Olin, an All-Summit League thrower from Mott, N.D., is well on her way after breaking the NDSU record, which is also the seventh-best throw in Division I this season. But just a few months ago, Olin wasn't going to throw a javelin competitively again.
Around last Thanksgiving, Olin was taken to an emergency room, after losing feeling in her legs and collapsing while lifting weights. She was diagnosed with spinal stenosis, which puts pressure on the spinal cord and nerves in the spine, among other spinal defects.
Olin's doctor told her she shouldn't throw again.
"I was so heartbroken," Olin said. "You go from it being your whole world to nothing. I feel like I lost part of my heart. I was ripped away. It's not like you choose to be done. I felt lost."
Olin had faith she had more to give to the sport. Out of training for two months, she went to other doctors, including a neurosurgeon, and finally got medical approval, as long as she modified her training by relying more on machine lifting to ease the physical impact on her body.
Olin didn't fully throw again until early April, when she chalked up the second-best throw in NDSU's history at 160 feet, 8 inches for second place at the Stanford Invitational. Olin believed that might be her best throw for the near future.
But Olin kept pushing and threw 174-5 on Friday, April 14, at Long Beach (Calif.) State's Invitational, breaking the previous NDSU javelin record by more than 3 feet and ranking her seventh in the country. At the Beach Invitational, Olin was second to NCAA leader Rebekah Wales of Louisiana State, who's thrown 188 feet.
"I just wanted to make it to the finals because these girls are throwing bombs," Olin said. "When I made it to finals, I was so much more relaxed. I went into that throw and hit everything right. It was a shock for sure."
Olin said she started throwing her sophomore year of high school to get out of sprint events, learning most of her technique from YouTube videos.

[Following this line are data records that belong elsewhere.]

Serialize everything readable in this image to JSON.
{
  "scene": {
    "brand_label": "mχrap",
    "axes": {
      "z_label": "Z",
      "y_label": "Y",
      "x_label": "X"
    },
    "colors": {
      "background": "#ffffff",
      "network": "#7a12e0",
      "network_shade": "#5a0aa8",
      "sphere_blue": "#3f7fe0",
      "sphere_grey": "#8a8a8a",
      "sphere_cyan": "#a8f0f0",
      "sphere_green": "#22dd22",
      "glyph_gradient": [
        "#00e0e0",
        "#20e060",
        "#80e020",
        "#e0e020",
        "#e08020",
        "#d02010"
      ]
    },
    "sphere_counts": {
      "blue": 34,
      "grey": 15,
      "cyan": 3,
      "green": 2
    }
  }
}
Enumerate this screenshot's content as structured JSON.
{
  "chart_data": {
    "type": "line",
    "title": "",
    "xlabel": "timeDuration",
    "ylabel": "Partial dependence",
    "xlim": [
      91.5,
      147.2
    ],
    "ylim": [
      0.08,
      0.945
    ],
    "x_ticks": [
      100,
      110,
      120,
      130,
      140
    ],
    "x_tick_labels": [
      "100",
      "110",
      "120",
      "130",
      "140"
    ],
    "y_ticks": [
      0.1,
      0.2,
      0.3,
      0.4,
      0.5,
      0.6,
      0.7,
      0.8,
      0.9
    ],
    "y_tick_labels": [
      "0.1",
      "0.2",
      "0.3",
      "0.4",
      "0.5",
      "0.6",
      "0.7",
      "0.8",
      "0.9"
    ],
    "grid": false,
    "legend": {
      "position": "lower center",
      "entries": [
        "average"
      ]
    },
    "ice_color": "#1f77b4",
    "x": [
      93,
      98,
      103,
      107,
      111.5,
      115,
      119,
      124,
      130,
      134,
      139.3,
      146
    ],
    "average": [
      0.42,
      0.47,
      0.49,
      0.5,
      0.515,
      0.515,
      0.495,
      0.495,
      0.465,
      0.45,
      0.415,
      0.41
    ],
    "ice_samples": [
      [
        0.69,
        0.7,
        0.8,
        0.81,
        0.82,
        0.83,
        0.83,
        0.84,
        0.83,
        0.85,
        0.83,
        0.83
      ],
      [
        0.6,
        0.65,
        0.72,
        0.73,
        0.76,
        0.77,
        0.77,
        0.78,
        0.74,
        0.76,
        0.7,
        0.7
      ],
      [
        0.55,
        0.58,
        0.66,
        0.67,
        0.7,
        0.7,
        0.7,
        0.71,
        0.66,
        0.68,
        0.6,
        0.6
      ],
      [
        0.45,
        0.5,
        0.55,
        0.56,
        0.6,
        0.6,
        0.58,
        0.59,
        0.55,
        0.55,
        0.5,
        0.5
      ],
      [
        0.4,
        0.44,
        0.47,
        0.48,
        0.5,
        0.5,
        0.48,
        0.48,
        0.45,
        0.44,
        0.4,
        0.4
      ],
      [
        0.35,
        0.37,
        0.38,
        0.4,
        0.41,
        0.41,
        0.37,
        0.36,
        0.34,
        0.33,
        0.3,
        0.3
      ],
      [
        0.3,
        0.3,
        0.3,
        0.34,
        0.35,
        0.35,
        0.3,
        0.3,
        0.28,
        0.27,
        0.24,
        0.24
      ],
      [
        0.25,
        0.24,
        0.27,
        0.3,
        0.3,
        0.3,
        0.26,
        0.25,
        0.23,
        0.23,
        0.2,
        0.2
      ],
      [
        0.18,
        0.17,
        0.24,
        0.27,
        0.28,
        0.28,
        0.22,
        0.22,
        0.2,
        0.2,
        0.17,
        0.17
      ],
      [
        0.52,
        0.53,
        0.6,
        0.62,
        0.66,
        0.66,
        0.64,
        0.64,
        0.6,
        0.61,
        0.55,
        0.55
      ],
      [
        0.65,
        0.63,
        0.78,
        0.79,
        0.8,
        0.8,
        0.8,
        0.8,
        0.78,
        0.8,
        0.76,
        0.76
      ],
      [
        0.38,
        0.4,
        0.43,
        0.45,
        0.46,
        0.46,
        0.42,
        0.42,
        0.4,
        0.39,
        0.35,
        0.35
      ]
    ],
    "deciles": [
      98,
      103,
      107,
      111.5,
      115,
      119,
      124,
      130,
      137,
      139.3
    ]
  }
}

Olin, who also played basketball and was an all-district volleyball player for Mott-Regent, went on to become the North Dakota Class B state runner-up in the javelin her junior and senior seasons.
NDSU throwing coach Justin St. Clair recruited Olin, who also pole vaulted, long jumped and ran relays in high school. St. Clair liked her flat-out speed and athleticism, but knew her self-learned technique needed an overhaul.
"She just had a lot of natural ability," St. Clair said. "But from a technical side, it was a little rough."
Olin said she needed to do a better job of controlling her speed into the throw, keeping her arm back as long as she could and angling the javelin correctly, among many other small tweaks.
Javelin throwing is demanding on a person's body, St. Clair said, and Olin's spinal problems made her re-examine the way she works.
"That's a clear statement to her level of commitment," St. Clair said. "That says this is somebody who really wants to do it, and she's going to do what she can to make sure she can do it."
Bison head coach Stevie Keller saw Olin's drive early on, and her commitment picked up after she was temporarily out of the sport. With some further training, Keller said Olin's best throws should start to happen more consistently.
"It's tough to find kids who are competitive like she is," Keller said. "She didn't know if she was going to throw anymore, and obviously javelin is an event where there's a lot of stress on the back. But potentially giving up track and field was going to be pretty hard on her."
Olin, a zoology major who wants to get into pre-optometry, wants to win the Summit League this year on her way to reaching All-American status.
"I never thought that would be the case," Olin said. "I've been blessed with this opportunity to say the least."